Tuesday, November 5, 2024

Bang for the buck?

Elementaryschoolclassroom

Does more money equal a better education?

There’s perhaps no better way to examine that question than the real-life experiment known as the Chicago Public Schools (CPS), where over the past 10 years enrollment has fallen and spending has soared.

CPS enrollment in 2005 was more than 425,000. Last year it was less than 398,000.

But CPS isn’t spending less than 10 years ago to educate fewer children -- it’s spending more. Much, much more.

In fact, Chicago school spending has risen 30 percent in the past 10 years. Last year, per-pupil spending was $15,120, making CPS one of the richest school districts in the state.

Driven by an all-Chicago power structure in Springfield -- both the House and Senate have been controlled by Chicago Machine Democrats since the mid-1990s, and the 2000s saw two Chicago-bred governors (Rod Blagojevich, Pat Quinn) -- the burden for Chicago school spending now falls on state taxpayers.

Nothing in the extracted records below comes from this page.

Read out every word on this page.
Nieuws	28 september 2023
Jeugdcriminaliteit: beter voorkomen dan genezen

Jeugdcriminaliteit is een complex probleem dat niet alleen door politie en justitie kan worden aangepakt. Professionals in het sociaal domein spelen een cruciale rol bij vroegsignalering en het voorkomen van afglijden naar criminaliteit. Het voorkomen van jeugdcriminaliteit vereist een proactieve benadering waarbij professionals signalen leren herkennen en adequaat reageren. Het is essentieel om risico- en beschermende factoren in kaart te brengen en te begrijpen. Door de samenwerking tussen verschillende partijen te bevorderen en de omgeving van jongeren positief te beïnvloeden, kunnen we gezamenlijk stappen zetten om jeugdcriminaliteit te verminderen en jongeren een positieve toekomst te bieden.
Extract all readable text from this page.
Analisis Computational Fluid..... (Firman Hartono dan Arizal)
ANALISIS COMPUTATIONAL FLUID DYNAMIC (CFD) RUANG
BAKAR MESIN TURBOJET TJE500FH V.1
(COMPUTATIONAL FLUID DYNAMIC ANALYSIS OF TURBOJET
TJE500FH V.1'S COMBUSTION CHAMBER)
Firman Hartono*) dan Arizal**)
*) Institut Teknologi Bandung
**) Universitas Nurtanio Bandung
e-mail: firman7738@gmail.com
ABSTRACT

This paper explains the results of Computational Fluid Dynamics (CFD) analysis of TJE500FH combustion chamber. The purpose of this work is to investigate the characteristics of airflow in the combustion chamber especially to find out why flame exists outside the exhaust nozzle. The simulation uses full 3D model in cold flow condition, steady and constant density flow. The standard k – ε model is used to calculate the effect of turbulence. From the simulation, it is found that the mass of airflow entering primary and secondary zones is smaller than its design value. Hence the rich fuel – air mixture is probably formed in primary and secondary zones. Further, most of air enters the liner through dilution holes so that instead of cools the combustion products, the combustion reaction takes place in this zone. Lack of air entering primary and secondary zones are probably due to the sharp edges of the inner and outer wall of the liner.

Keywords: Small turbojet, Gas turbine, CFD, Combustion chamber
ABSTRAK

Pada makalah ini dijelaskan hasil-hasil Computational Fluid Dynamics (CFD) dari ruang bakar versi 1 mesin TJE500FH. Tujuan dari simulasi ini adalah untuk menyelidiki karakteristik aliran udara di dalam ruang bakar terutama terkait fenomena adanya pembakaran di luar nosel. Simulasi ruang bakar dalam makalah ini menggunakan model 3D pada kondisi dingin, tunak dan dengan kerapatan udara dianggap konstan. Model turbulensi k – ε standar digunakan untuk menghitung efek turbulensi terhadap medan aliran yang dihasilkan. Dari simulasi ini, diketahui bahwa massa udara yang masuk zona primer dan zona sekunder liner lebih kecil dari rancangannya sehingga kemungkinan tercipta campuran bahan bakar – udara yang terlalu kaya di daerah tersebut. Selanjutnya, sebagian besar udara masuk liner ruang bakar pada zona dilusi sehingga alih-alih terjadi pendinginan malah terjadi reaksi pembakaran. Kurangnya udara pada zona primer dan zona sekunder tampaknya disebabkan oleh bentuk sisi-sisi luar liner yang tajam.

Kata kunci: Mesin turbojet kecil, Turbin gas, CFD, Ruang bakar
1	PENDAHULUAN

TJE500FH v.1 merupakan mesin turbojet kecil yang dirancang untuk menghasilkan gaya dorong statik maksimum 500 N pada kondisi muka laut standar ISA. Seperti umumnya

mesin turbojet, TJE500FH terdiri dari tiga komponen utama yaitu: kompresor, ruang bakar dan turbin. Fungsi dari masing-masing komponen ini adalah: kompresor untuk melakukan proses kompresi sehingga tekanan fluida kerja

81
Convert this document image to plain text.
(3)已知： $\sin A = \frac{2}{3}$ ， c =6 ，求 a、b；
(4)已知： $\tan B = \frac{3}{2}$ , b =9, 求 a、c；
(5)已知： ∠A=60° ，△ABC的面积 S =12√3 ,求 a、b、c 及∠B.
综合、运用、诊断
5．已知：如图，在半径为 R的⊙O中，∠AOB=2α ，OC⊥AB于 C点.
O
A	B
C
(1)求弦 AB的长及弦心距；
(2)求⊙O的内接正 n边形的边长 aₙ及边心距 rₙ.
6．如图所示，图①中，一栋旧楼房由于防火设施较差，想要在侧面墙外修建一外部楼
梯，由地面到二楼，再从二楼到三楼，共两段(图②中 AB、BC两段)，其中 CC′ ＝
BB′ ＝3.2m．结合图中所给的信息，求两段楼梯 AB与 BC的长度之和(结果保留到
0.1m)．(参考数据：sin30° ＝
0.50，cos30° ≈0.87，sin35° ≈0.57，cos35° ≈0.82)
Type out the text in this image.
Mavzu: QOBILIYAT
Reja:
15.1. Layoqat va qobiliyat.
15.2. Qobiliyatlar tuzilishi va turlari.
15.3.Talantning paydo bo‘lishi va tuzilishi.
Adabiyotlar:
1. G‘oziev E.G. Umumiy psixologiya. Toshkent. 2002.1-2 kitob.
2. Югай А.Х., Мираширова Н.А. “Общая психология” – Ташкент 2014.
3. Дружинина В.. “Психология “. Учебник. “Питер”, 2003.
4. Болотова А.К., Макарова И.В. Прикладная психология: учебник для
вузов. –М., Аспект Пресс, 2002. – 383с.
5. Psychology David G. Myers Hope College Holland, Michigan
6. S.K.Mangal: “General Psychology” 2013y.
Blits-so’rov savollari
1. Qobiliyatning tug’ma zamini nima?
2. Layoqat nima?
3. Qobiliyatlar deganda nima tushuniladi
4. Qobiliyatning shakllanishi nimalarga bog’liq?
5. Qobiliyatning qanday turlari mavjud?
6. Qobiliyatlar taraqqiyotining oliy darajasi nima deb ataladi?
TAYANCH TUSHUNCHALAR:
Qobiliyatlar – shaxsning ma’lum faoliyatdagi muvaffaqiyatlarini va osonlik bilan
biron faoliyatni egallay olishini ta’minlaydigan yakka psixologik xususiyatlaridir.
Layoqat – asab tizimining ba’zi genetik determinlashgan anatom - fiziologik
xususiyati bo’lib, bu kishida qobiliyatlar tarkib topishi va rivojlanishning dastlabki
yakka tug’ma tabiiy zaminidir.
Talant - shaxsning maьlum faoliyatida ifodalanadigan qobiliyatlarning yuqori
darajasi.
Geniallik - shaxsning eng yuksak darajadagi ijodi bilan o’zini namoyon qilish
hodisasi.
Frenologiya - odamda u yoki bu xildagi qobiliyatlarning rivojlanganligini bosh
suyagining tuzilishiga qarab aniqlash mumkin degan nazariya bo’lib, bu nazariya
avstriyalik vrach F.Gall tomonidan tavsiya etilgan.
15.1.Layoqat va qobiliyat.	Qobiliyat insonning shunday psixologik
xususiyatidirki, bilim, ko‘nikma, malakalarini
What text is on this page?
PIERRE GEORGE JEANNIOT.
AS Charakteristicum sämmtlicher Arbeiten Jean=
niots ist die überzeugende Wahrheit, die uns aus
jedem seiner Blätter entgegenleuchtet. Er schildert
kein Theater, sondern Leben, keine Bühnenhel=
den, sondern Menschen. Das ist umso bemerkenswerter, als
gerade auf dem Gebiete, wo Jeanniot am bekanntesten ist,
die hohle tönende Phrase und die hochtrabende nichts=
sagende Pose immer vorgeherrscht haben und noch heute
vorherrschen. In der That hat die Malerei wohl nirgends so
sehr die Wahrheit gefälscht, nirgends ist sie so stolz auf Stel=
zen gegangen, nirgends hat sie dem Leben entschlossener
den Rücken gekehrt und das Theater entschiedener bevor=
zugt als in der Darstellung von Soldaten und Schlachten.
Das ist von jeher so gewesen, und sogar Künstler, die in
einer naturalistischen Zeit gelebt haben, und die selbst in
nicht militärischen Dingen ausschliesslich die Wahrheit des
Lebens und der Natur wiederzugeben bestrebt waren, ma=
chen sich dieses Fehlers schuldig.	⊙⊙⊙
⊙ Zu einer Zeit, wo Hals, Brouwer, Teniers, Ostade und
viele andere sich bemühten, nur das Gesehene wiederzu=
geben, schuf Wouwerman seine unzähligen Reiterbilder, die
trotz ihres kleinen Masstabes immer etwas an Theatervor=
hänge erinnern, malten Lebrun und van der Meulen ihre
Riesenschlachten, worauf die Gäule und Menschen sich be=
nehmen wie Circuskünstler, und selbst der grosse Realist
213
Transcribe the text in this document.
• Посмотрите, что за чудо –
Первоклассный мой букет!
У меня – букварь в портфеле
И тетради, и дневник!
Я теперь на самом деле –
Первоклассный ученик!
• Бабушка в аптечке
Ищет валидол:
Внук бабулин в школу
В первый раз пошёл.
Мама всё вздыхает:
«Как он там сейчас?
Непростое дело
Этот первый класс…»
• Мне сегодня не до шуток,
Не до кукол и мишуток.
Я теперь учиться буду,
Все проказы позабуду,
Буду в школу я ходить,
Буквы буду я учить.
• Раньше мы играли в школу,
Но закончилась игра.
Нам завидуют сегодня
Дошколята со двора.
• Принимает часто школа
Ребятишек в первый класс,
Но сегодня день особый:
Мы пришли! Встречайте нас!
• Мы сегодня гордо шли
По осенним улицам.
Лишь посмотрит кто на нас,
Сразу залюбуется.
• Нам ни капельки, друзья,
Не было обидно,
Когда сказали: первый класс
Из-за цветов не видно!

Left with complete control of Springfield and state coffers, Chicago leaders did what you’d expect they would: they siphoned more money from downstate and the suburbs to CPS.

In 2005, Springfield sent $1.4 billion to CPS. Last year, it sent $1.8 billion -- for fewer students.

Comparing spending and test scores

So what were the results?

In last year’s statewide PARCC exam, 25 percent of CPS students passed. Put more cynically -- 75 percent failed a test in which failure means a student “isn’t ready for the next grade.”

How did Southwest Illinois schools fare?

Waterloo High School was the highest-performing school in the area with a 69 percent passage rate and spending only $8,922 per pupil, 70 percent less than Chicago.

Carbondale High School spent considerably more than Waterloo -- $14,443 per pupil -- but only achieved a 32 percent passage rate.

Anna CCSD 37 was the lowest-spending district last year in southwestern Illinois, at $7,496 per pupil. It spent less per pupil total than Chicago received in subsidies from the state and federal government. Yet it still beat Chicago’s test scores, scoring passage rates of 36 percent and 26 percent at its elementary and junior high schools, respectively.

Another strong performer -- Columbia’s Parkview Elementary School spent $7,813 per-pupil and scored a 56 percent passage rate.